Scalable Control and Verification for Networks
Prof. Murat Arak, U.C. Berkeley, Electrical Engineering and Computer Sciences (EECS)
03.07.2017, 10:30, room 4981
Existing computational methods for control and verification are applicable only to problems of modest size and do not scale to today’s network control systems. To overcome this limitation, in this talk we advocate: (1) deriving network level guarantees from the subsystems with a bottom-up compositional procedure, and (2) exploiting key structural network properties. We identify such properties in applications such as multi-agent robotic systems, vehicle traffic networks, and synthetic biology, and generalize them to broader classes of systems. In the first part of the talk we present a compositional methodology where we make use of input/output properties of the subsystems to derive network level stability, performance, and safety guarantees. In the second part we address more complex control specifications expressed in temporal logic and leverage formal methods for control synthesis. In particular we overcome obstacles to scalability in this procedure by exploiting monotone dynamics and demonstrate the results on vehicle traffic networks. In the third part we apply our compositional network analysis techniques to spatial pattern formation in biology, a phenomenon that is central to multicellular development where gene expression patterns enable distinct cell types to emerge.

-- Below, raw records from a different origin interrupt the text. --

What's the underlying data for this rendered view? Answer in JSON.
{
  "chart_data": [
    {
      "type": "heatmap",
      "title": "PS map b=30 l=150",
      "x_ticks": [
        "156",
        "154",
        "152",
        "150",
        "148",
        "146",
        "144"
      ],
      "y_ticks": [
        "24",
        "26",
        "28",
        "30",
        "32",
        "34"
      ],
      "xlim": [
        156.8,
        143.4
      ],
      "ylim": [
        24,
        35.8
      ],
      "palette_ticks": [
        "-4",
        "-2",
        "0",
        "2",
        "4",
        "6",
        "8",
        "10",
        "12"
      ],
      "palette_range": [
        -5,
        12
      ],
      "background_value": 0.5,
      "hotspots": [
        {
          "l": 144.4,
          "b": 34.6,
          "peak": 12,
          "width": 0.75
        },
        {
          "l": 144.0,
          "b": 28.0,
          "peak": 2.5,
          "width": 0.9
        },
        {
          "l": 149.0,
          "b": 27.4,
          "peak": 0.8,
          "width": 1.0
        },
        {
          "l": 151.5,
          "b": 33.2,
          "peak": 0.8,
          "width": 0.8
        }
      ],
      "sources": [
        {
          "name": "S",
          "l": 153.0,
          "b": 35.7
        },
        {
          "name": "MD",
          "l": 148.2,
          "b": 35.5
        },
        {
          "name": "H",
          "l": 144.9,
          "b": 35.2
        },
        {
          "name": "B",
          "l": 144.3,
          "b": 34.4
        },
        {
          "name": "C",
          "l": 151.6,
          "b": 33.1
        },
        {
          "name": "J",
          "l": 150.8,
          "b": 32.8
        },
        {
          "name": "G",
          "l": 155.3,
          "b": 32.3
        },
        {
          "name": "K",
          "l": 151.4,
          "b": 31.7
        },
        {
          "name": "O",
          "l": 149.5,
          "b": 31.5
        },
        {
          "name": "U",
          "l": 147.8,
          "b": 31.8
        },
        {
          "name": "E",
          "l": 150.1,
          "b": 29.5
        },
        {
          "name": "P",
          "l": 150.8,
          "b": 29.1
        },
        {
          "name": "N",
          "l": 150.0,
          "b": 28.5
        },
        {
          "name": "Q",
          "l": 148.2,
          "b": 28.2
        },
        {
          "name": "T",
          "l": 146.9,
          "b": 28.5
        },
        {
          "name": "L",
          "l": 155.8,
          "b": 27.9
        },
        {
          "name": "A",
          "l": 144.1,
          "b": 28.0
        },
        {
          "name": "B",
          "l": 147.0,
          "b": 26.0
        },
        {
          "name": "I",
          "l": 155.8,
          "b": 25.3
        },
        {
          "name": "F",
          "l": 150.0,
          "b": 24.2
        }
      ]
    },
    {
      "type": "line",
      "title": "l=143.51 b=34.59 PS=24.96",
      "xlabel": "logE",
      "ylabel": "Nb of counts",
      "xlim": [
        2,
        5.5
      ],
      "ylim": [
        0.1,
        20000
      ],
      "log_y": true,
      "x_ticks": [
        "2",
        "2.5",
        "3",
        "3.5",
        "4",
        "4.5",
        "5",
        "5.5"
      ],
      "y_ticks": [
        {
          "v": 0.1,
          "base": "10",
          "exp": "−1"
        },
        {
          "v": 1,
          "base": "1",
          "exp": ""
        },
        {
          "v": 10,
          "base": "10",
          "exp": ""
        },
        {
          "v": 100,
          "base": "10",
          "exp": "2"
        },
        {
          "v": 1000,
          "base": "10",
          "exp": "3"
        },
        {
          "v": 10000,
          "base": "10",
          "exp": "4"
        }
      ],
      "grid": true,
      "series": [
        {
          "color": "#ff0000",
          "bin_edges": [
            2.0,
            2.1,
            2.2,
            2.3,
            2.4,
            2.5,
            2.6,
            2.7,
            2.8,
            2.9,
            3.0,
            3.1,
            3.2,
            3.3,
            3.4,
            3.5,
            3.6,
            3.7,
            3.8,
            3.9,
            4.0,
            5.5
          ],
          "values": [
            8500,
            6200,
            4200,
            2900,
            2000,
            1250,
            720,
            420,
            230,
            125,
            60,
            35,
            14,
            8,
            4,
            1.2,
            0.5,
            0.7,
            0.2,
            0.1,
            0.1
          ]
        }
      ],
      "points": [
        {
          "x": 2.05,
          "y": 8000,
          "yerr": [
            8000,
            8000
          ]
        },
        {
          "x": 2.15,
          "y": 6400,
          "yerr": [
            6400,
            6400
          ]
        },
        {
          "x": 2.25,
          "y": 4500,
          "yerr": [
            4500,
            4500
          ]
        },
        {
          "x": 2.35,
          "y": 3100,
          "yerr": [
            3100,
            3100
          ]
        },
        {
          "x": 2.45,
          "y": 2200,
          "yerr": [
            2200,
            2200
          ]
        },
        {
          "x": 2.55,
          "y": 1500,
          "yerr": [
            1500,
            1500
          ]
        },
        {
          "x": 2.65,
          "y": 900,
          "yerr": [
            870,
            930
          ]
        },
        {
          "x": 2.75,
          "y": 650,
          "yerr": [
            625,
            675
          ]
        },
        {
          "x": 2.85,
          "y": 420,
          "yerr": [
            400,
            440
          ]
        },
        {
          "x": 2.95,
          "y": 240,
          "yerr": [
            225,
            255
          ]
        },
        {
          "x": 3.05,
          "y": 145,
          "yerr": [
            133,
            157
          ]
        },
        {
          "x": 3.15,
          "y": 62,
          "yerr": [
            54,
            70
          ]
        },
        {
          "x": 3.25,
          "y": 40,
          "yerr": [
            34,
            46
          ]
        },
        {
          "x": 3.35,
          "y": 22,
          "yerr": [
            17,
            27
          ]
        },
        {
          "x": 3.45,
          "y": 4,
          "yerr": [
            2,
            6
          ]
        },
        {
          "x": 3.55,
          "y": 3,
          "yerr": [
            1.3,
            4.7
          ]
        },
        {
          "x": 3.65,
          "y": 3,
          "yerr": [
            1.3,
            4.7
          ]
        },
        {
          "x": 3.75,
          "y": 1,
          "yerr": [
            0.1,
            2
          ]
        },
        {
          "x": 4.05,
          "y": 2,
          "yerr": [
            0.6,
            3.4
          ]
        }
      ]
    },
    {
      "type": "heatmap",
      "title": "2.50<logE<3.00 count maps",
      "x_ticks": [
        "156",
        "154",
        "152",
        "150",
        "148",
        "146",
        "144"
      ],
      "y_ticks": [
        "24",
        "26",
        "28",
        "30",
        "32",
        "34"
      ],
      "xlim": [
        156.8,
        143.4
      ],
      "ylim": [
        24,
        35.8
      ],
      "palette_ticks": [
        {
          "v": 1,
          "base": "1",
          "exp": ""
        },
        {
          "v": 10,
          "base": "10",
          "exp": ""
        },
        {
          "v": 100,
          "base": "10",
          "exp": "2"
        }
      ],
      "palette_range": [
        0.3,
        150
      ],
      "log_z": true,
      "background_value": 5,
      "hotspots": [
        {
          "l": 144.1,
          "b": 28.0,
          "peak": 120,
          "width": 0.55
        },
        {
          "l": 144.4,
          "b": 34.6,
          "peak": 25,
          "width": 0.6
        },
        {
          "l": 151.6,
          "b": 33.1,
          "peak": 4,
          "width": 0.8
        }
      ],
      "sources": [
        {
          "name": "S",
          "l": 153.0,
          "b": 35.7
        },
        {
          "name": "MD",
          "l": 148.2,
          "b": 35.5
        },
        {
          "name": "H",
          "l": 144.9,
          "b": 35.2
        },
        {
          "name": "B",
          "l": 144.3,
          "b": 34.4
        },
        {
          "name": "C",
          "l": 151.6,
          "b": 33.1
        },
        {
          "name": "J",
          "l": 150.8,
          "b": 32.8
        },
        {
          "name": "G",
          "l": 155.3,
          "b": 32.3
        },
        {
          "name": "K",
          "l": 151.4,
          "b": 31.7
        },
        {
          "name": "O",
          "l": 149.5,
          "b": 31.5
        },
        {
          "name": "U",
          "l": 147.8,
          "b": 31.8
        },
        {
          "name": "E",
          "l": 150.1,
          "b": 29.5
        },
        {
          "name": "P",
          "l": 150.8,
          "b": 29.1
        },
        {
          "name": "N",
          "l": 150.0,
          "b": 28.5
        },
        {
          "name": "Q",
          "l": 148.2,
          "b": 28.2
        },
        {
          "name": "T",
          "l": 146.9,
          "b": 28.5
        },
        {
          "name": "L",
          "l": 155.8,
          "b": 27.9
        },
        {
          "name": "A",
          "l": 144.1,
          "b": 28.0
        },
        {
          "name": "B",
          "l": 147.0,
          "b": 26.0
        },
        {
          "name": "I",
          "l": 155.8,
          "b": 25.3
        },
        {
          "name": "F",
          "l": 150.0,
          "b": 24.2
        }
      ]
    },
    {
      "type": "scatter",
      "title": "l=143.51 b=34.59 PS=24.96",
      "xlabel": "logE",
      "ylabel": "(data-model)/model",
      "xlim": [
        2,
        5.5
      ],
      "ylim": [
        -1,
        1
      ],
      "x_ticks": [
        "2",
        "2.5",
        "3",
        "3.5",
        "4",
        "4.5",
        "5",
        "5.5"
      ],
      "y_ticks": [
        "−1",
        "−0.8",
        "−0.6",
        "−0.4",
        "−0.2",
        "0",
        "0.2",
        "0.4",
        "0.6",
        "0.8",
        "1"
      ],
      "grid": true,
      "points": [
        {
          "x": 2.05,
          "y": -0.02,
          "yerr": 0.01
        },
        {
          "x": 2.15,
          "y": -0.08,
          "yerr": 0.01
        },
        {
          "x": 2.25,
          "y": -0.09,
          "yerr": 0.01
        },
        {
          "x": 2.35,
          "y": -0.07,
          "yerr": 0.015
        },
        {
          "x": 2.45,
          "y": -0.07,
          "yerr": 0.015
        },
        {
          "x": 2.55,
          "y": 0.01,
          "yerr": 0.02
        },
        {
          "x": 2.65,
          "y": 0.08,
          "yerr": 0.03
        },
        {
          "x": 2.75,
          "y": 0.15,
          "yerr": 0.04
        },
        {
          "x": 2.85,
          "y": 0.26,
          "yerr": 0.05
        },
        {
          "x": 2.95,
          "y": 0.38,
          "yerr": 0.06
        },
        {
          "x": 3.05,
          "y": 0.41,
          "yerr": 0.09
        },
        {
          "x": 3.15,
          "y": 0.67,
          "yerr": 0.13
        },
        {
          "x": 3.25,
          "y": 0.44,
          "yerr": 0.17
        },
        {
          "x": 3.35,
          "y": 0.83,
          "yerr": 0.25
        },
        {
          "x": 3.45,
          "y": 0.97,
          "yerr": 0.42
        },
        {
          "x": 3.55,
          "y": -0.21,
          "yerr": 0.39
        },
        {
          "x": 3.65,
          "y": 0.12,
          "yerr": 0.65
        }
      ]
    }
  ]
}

Murat Arcak is a professor at U.C. Berkeley in the Electrical Engineering and Computer Sciences (EECS) Department. He received the B.S. degree in Electrical Engineering from the Bogazici University, Istanbul (1996) and the M.S. and Ph.D. degrees from the University of California, Santa Barbara (1997 and 2000). His research is in dynamical systems and control theory with applications to synthetic biology, multi-agent systems, and transportation networks. Prior to joining Berkeley in 2008, he was a faculty member at the Rensselaer Polytechnic Institute and held visiting positions at the University of Melbourne and the Massachusetts Institute of Technology. He received a CAREER Award from the National Science Foundation in 2003, the Donald P. Eckman Award from the American Automatic Control Council in 2006, the Control and Systems Theory Prize from the Society for Industrial and Applied Mathematics (SIAM) in 2007, the Antonio Ruberti Young Researcher Prize from the IEEE Control Systems Society in 2014, and the Outstanding Teaching Award from the EECS Department in 2014. He is a member of SIAM and a fellow of IEEE.